# Electric Field from charged sphere within another charged sphere does not reinforce?

Lets say I have a positively charged conducting sphere of Q. The electric field outside the sphere is

$$E = \frac Q{4\epsilon\pi r^2}.$$

Now suppose this sphere is enclosed inside another hollow conducting sphere of -Q charge. By Gauss law, the electric field is still the same?

Won't the negatively charged outer sphere reinforce the electric field, causing it it be larger?

In another example,

The field from a infinite sheet of charge is

$$E = \frac \sigma{2\epsilon}.$$

But the field between 2 oppositely charged infinite sheets is

$$E = \frac \sigma{\epsilon}.$$

Why is this not the case above?

• Have you tried computing Gauss's law for the concentric spheres? Jan 31, 2015 at 15:20
• More on capacitors and factors of 2: physics.stackexchange.com/q/110480/2451 and links therein. Nov 20, 2017 at 7:11

It sounds like the math is not the problem. It is visualizing the geometry.

A point charge fills all space with an electric field. If you have multiple charges, they all create electric fields. To find the electric field at a point, add them up.

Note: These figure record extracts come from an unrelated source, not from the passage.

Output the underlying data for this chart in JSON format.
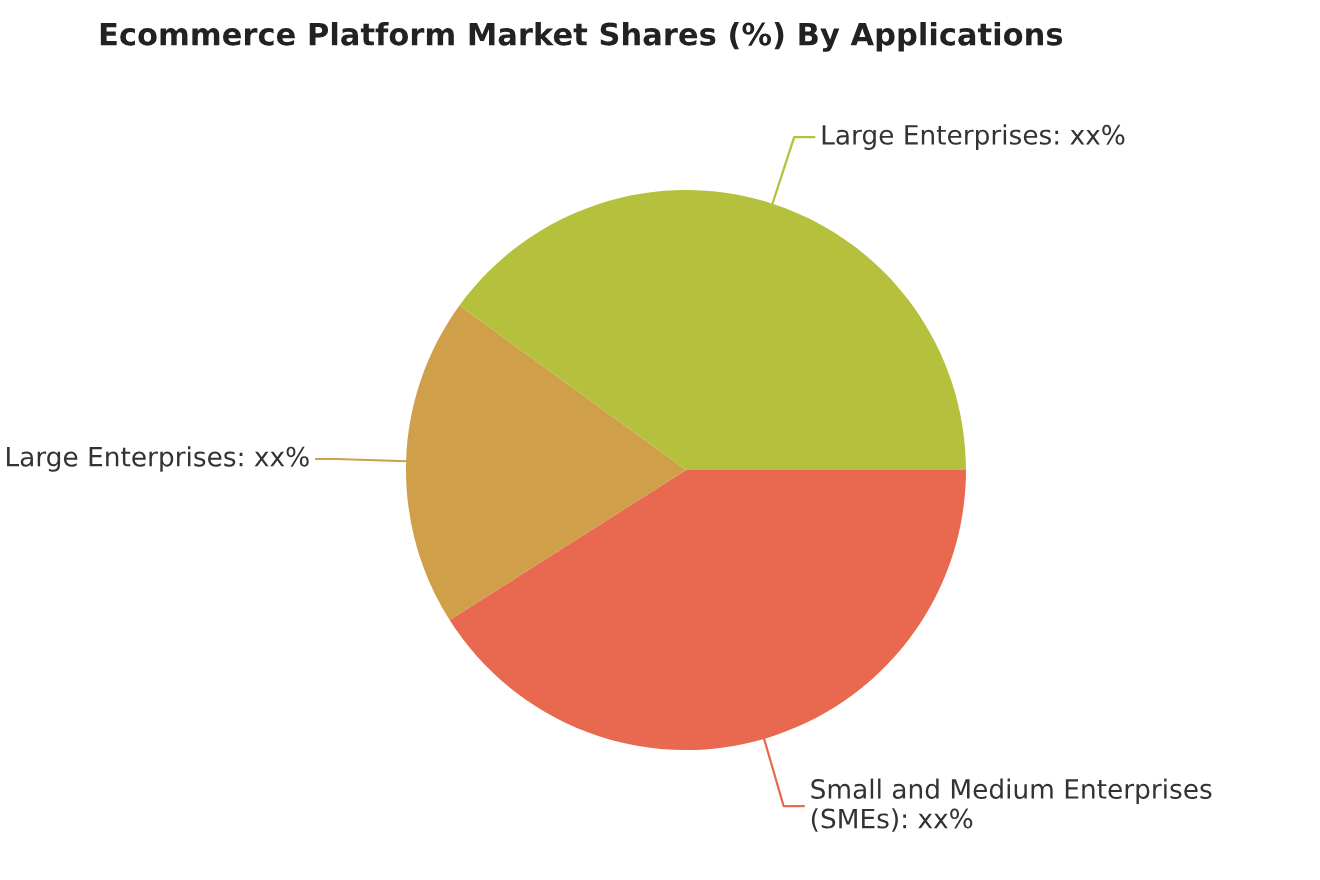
{
  "chart_data": {
    "type": "pie",
    "title": "Ecommerce Platform Market Shares (%) By Applications",
    "categories": [
      "Small and Medium Enterprises (SMEs)",
      "Large Enterprises",
      "Large Enterprises"
    ],
    "values": [
      41,
      19,
      40
    ],
    "value_labels": [
      "xx%",
      "xx%",
      "xx%"
    ],
    "colors": [
      "#e8694f",
      "#cf9f4a",
      "#b5c03c"
    ],
    "legend": false
  }
}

Do this with a sphere. If you are outside as shown above, all the E field contributions are more or less to the right. It works out just the same as a point charge E field. If you are inside, contributions from the left and right cancel perfectly. The total is 0. This property of the inverse square law has always struck me as one of the coolest things in physics.

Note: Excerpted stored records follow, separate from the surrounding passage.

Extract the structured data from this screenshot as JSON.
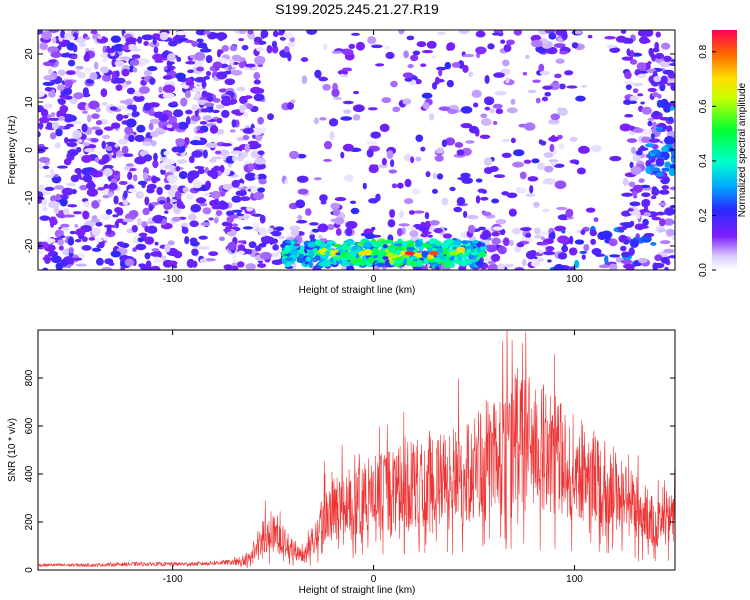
{
  "title": "S199.2025.245.21.27.R19",
  "chart_data": [
    {
      "type": "heatmap",
      "xlabel": "Height of straight line (km)",
      "ylabel": "Frequency (Hz)",
      "xlim": [
        -167,
        150
      ],
      "ylim": [
        -25,
        25
      ],
      "xticks": [
        -100,
        0,
        100
      ],
      "xtick_labels": [
        "-100",
        "0",
        "100"
      ],
      "yticks": [
        -20,
        -10,
        0,
        10,
        20
      ],
      "ytick_labels": [
        "-20",
        "-10",
        "0",
        "10",
        "20"
      ],
      "colorbar": {
        "label": "Normalized spectral amplitude",
        "range": [
          0,
          0.88
        ],
        "ticks": [
          0,
          0.2,
          0.4,
          0.6,
          0.8
        ],
        "tick_labels": [
          "0.0",
          "0.2",
          "0.4",
          "0.6",
          "0.8"
        ]
      },
      "features": [
        {
          "name": "strong band",
          "x_range": [
            -45,
            55
          ],
          "freq_center": -21.5,
          "peak_amplitude": 0.85
        },
        {
          "name": "right edge patch",
          "x_range": [
            137,
            150
          ],
          "freq_center": 2,
          "peak_amplitude": 0.3
        }
      ]
    },
    {
      "type": "line",
      "xlabel": "Height of straight line (km)",
      "ylabel": "SNR (10 * v/v)",
      "xlim": [
        -167,
        150
      ],
      "ylim": [
        0,
        1000
      ],
      "xticks": [
        -100,
        0,
        100
      ],
      "xtick_labels": [
        "-100",
        "0",
        "100"
      ],
      "yticks": [
        0,
        200,
        400,
        600,
        800
      ],
      "ytick_labels": [
        "0",
        "200",
        "400",
        "600",
        "800"
      ],
      "color": "#ee3333",
      "envelope": {
        "x": [
          -167,
          -140,
          -120,
          -90,
          -70,
          -62,
          -55,
          -50,
          -42,
          -35,
          -25,
          -10,
          0,
          15,
          30,
          45,
          55,
          62,
          68,
          75,
          85,
          95,
          105,
          115,
          125,
          135,
          142,
          150
        ],
        "y": [
          25,
          25,
          30,
          30,
          40,
          70,
          200,
          230,
          130,
          70,
          310,
          400,
          430,
          480,
          520,
          560,
          640,
          700,
          780,
          760,
          700,
          620,
          560,
          500,
          420,
          330,
          260,
          300
        ]
      }
    }
  ]
}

With two spheres, the inner point has 0 field because contributions from the red sphere cancel and so do contributions from the blue sphere.

For the middle point, the red sphere adds up to the same as a point charge, but the blue sphere contributions add to 0.

For the outer point, each sphere adds up to the equivalent of a point charge. In this case two opposite point charges at the same point would cancel.

For a plane, by symmetry the contributions add up to an E field perpendicular to the plane. The plane is infinite, and so the charge is infinite. But some is infinitely far away. The E field works out to be finite and uniform.

For two oppositely charged planes you get 0 on the outside and reinforcement in between. This is indeed similar to the two spheres, even though there is no charge off to the left.

Imagine the two spheres getting larger and larger, so the geometry looks more and more like two planes. The E field should approach the same solution as the two planes.

The left hand point is always inside two spheres. The right hand point is outside of two large spheres that always cancel. So the field is always 0 for them.

For the middle point, the red sphere matters. For the spheres to become like the planes, we must keep the charge density constant as they grow. This means the total charge grows larger. The total red E field is equivalent to a larger, but more distant point charge.

If the radius is r, the total charge, Q, is proportional to $r^2$, and the field is proportional to $Q/r^2$. So the field doesn't change. The E field becomes more uniform, and more like the plane.

The field inside a conducting sphere due to the charge on that sphere is zero. You are left with only the charge on the inner sphere determining the electric field between the spheres. This is a direct consequence of Gauss' Law - it is only the charge enclosed inside the surface over which you integrate that contributes to the field across the surface. The rest follows from superposition.